Buruh Mirip Badut yang Terbelenggu di Negeri Sendiri

Medan, KPonline – Buruh mirip badut yang terbelenggu di Negerinya sendiri. Begitulah atraksi teatrikal yang di tampilkan oleh buruh pada aksi perayaan Hari Buruh Internasional Nay Day di Provinsi Sumatera Utara, (1/5/2018).

1 Mei 2018 yang diperingati sebagai Hari Buruh Internasional atau biasa disebut May Day merupakan lanjutan dari aksi besar-besaran yang digelar di Cicago, Amerika Serikat, pada tahun 1886. Saat itu buruh menuntut penurunan jam kerja yang awalnya sekitaran 19 jam kerja/hari mennjadi 7 jam/perhari.

Rupanya pembelengguan seperti itu juga masih terlihat di era ini, masih ada perusahaan yang masih menggunakan atau memperlakukan pekerjanya dengan jam kerja yang tidak sesuai aturan yang berlaku. Belum lagi keberlakukan PP78/2015 tentang pengupahan yang semakin memiskinkan buruh ditambah lagi tentang kenaikan harga beras, sembako, listrik dan BBM yang semakin mencekik kehidupan buruh.

“Kerja tidak pasti memakai sistem kerja kontrak dan Outsourcing, upah tidak layak bagi kehidupan perhari buruh, ditambah Listrik, beras, BBM yang naik melambung, pengangguran dimana-mana, mala di keluarkan pula Perpres No. 20 tahun 2018 yang memudahkan TKA masuk ke Negri ini,” ucap Tony Rickson Silalahi dalam orasinya.

Hal inilah yang membuat Hendri Setiawan seorang veteran buruh yang kini berpindah profesi sebagai pesulap profesional dalam menggelar atau menunjukan terbelenggunya buruh atas kebijakan-kebijakan yang belakangan ini dikeluarkan oleh Pemerintah melalui teatrikal dalam aksi unjuk rasa peringatan Hari Buruh Internasional May Day di Sumatera Utara.

Menggunakan topeng ala badut, tangan terantai di paksa kerja lembur karena kebutuhan hidup, ditertawaain tidak dianggap kinerjanya mala mendapat upah yang tidak sesuai perlakuan yang semena-mena seperti Badut yang hanya sebagai penghibur para pemilik modal di Negri sendiri.

Aksi teatrikal Hendri ini mendapat apresiasi yang sangat luar biasa oleh ribuan para peserta aksi dan pihak Kepolisian yang menonton antraksi Hendrik tersebut.

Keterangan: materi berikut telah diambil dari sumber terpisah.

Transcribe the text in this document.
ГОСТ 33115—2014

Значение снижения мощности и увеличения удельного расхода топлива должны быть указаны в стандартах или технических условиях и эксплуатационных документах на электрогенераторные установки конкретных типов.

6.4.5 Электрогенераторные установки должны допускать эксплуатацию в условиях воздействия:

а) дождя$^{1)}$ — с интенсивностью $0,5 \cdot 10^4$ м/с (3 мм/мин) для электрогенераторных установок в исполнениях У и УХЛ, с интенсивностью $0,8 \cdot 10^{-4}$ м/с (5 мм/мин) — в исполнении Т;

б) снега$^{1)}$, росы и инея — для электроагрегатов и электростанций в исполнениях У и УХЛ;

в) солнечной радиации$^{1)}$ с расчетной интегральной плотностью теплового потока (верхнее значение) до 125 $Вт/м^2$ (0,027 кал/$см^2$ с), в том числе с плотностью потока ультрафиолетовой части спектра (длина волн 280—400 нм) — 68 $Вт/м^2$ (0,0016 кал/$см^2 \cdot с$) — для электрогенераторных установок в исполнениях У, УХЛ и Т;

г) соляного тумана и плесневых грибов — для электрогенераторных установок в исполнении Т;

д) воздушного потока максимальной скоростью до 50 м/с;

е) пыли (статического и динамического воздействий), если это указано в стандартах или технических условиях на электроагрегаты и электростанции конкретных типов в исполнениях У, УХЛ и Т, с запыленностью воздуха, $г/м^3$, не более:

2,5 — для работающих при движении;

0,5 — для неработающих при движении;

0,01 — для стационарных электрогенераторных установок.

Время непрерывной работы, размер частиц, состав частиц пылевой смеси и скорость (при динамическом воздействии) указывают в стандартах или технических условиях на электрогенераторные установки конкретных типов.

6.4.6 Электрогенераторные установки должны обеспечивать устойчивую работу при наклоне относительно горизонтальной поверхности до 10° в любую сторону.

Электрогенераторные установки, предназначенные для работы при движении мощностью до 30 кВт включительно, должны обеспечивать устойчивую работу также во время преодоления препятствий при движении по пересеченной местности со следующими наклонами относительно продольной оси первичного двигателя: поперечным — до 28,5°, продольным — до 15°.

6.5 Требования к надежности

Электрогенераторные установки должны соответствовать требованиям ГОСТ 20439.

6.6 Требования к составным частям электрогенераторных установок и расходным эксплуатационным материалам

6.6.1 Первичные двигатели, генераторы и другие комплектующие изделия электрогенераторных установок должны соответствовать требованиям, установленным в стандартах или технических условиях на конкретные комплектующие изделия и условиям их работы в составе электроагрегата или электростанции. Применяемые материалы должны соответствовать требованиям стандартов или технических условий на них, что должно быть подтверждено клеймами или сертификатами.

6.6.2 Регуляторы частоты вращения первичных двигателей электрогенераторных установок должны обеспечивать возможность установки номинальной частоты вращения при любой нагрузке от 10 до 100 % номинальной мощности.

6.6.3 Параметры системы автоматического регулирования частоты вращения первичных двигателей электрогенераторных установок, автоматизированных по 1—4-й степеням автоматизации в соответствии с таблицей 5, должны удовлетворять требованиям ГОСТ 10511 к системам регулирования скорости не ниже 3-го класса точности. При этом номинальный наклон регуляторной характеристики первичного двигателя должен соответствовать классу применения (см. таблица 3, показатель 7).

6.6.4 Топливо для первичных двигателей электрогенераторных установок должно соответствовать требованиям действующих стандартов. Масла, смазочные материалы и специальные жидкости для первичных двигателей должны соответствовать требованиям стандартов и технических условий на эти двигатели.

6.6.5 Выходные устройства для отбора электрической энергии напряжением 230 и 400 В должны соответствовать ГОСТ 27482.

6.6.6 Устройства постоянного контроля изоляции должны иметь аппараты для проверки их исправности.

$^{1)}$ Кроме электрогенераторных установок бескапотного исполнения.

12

Dalam wawancara yang digelar oleh wartawan kepada Hendri sehabis melakukan aksi teatrikalnya mengatakan bahwa Pemerintah haruslah bertanggung jawab atas apa yang telah di alami oleh para buruh.

“Buruh hanya butuh kepastian, ya, kepastian Upah yang layak, kepastian Hidup yang Layak, kepastian pekerjaan yang layak, kepastian prilaku yang layak dan yang lain-lain. Tidak hanya dianggap seperti penghibur atau sebagai pelengkap untuk memperjaya/memperkaya majikannya yaitu pengusaha, jelasnya Buruh kini dianggap seperti badut yang selalu ditertawain dengan yang dikerjakannya” jelas Hendri.

Dalam aksi yang digelar oleh Federasi Serikat Pekerja Metal Indonesia (FSPMI) provinsi Sumatera Utara yang mengusung tuntutan Tritura Plus ini melakukan longmarch mengelilingi kota medan yang juga di iringi oleh Badut terbelenggu rantai kekuasaan dan pemodal yang diperankan oleh Hendri yang ikut juga berjalan kaki bersama ribuan Buruh sampai aksi ini berakhir pada pukul 18:00 wib.